The hearing took place on Jan. 16, at 1:00 p.m. at City Hall, lead by Council Member Mark Treyger (D-Coney Island, Bensonhurst), who is also the Chair of the Committee on Education. Treyger was accompanied by several other members of the Council, including Ben Kallos (D-Upper East Side, Midtown East).
The hearing showed that with extra funding comes great expectations. The members of the committee took turns scrutinizing the shortcomings of the city’s health education program, which received a $24 million injection over the summer as a part of a multiyear initiative called Health Ed Works. This new health education plan aims to improve the city’s instruction by providing opportunities for teachers to receive additional professional training.
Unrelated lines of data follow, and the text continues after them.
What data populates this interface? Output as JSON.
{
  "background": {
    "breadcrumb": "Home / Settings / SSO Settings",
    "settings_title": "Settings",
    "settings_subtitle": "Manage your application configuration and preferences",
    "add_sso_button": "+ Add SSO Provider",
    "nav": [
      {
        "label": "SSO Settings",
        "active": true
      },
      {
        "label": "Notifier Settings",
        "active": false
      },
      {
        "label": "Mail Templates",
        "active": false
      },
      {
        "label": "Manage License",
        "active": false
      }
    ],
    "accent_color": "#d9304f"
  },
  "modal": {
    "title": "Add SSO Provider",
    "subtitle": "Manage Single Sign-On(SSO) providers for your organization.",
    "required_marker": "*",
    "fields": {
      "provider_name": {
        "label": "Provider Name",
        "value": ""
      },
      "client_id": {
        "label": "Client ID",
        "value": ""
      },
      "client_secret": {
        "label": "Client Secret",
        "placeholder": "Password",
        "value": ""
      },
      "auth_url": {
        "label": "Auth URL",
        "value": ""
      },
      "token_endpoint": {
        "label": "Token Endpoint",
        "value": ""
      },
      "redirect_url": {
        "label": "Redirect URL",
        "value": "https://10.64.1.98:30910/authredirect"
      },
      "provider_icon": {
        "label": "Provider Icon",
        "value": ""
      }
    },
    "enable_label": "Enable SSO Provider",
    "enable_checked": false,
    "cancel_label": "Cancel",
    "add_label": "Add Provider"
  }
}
“An overwhelming majority of our students are not getting the critical health education they deserve,” said Mark Treyger, who led the attack.
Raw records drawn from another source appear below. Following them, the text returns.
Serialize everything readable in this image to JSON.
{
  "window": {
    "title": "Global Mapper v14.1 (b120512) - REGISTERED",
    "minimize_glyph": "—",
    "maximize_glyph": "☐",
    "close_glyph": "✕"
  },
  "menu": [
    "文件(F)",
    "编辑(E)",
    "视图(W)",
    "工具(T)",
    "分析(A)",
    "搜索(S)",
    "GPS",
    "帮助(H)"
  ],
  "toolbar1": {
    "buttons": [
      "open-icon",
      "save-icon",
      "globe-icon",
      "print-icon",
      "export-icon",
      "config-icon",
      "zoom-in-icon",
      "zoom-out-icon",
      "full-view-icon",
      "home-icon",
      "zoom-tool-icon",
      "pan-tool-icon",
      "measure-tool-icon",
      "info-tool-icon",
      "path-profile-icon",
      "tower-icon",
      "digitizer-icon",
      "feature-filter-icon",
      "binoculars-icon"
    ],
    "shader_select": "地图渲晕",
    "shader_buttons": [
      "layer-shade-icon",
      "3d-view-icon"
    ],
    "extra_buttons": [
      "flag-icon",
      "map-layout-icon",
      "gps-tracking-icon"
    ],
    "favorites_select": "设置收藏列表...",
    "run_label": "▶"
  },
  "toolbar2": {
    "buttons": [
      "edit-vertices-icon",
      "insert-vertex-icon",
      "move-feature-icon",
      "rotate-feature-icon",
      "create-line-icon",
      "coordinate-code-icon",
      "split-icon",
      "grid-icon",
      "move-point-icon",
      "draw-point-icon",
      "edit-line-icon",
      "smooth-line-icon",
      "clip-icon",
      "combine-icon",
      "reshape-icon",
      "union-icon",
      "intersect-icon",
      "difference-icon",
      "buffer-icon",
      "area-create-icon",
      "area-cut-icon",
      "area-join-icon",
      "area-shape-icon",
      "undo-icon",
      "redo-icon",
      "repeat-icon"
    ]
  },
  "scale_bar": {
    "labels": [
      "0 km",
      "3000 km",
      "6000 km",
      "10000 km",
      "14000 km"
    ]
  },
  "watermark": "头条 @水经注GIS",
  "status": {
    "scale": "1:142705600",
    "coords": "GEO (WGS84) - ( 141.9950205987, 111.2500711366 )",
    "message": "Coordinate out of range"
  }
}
Although the DOE is not expected to meet the City and State requirements of the new health education plan until June 2022, the Committee still felt obligated to go over the wellness program’s current weaknesses.
Treyger referenced a 2017 comptroller’s report on sexual education that found 92 percent of New York City’s middle schools do not have a teacher who is licensed by New York City for health education.
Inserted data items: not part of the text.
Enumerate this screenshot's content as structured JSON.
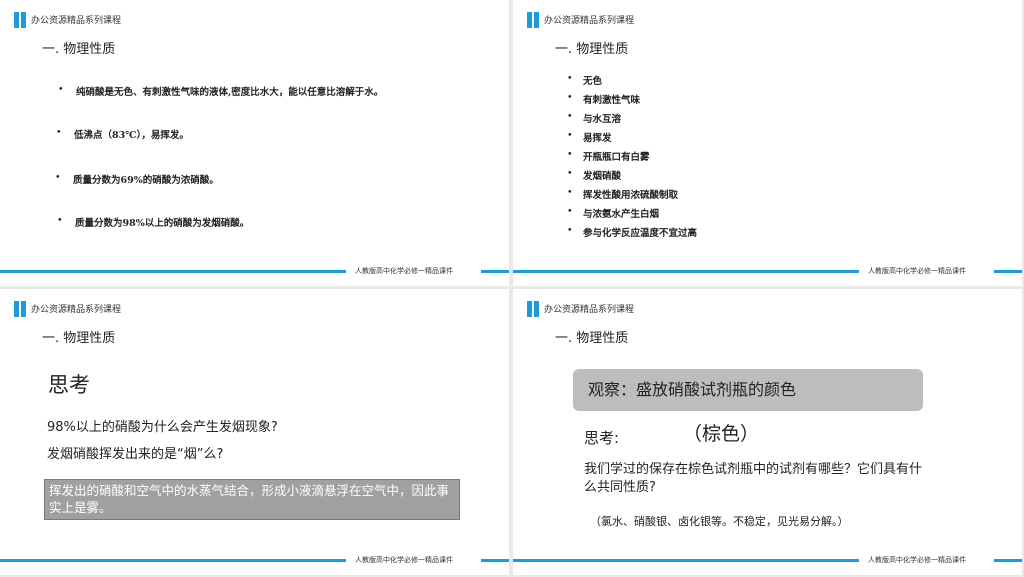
{
  "brand_color": "#1e9ad6",
  "slides": [
    {
      "brand": "办公资源精品系列课程",
      "heading": "一. 物理性质",
      "bullets": [
        "纯硝酸是无色、有刺激性气味的液体,密度比水大，能以任意比溶解于水。",
        "低沸点（83℃），易挥发。",
        "质量分数为69%的硝酸为浓硝酸。",
        "质量分数为98%以上的硝酸为发烟硝酸。"
      ],
      "footer": "人教版高中化学必修一精品课件"
    },
    {
      "brand": "办公资源精品系列课程",
      "heading": "一. 物理性质",
      "bullets": [
        "无色",
        "有刺激性气味",
        "与水互溶",
        "易挥发",
        "开瓶瓶口有白雾",
        "发烟硝酸",
        "挥发性酸用浓硫酸制取",
        "与浓氨水产生白烟",
        "参与化学反应温度不宜过高"
      ],
      "footer": "人教版高中化学必修一精品课件"
    },
    {
      "brand": "办公资源精品系列课程",
      "heading": "一. 物理性质",
      "title": "思考",
      "q1": "98%以上的硝酸为什么会产生发烟现象?",
      "q2": "发烟硝酸挥发出来的是“烟”么?",
      "answer": "挥发出的硝酸和空气中的水蒸气结合，形成小液滴悬浮在空气中，因此事实上是雾。",
      "footer": "人教版高中化学必修一精品课件"
    },
    {
      "brand": "办公资源精品系列课程",
      "heading": "一. 物理性质",
      "observe": "观察：盛放硝酸试剂瓶的颜色",
      "think": "思考:",
      "brown": "（棕色）",
      "question": "我们学过的保存在棕色试剂瓶中的试剂有哪些？它们具有什么共同性质?",
      "answer": "（氯水、硝酸银、卤化银等。不稳定，见光易分解。）",
      "footer": "人教版高中化学必修一精品课件"
    }
  ]
}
The statistic doesn’t indicate that those middle school students are not receiving health education at all, but that they are receiving it from a teacher who is state-certified rather than licensed by the city. Treyger made the point that he didn’t see state certification as adequate. Teachers who are city-licensed can only teach one subject and are therefore more specialized in that field.
Lindsey Harr, the executive director of the Office of School Wellness Programs, said she was not aware of staggering numbers from the comptroller’s report, but she made it clear in her opening remarks that the Health Ed Works plan aims to increase the number of teachers with health education certification.
In his comments, Ben Kallos aimed to push the health education reforms to be more comprehensive.
Kallos asked about what the DOE was doing to encourage health education that includes different sexual identities and gender identities. He added that East Side Middle School, a school in his district, was the first middle school in the city to implement an non-heteronormative sex education program.
Harr said that while LGBTQ-inclusive sex education is a goal of the Health Ed Works program, and the DOE’s recommended curriculum does include LGBTQ topics, the agency cannot force schools to implement their materials. “We don’t provide curriculum to every school in the city,” she said.
Kallos said that he believed this needs to change. “Because of mayoral control, I’m hoping that we can finally reach the DOE and make this a requirement,” he said.
In his closing remarks on the topic of health education oversight, Treyger reiterated his view that national or state requirements for health education are not adequate. To emphasize his point, he referenced the meal that President Trump’s hosted in the White House on Tuesday, where he served visiting Clemson University athletes a fast-food feast.
“I want out kids to know more about nutrition than the president of the United States. We need to go above and beyond the minimum requirements,” said Treyger.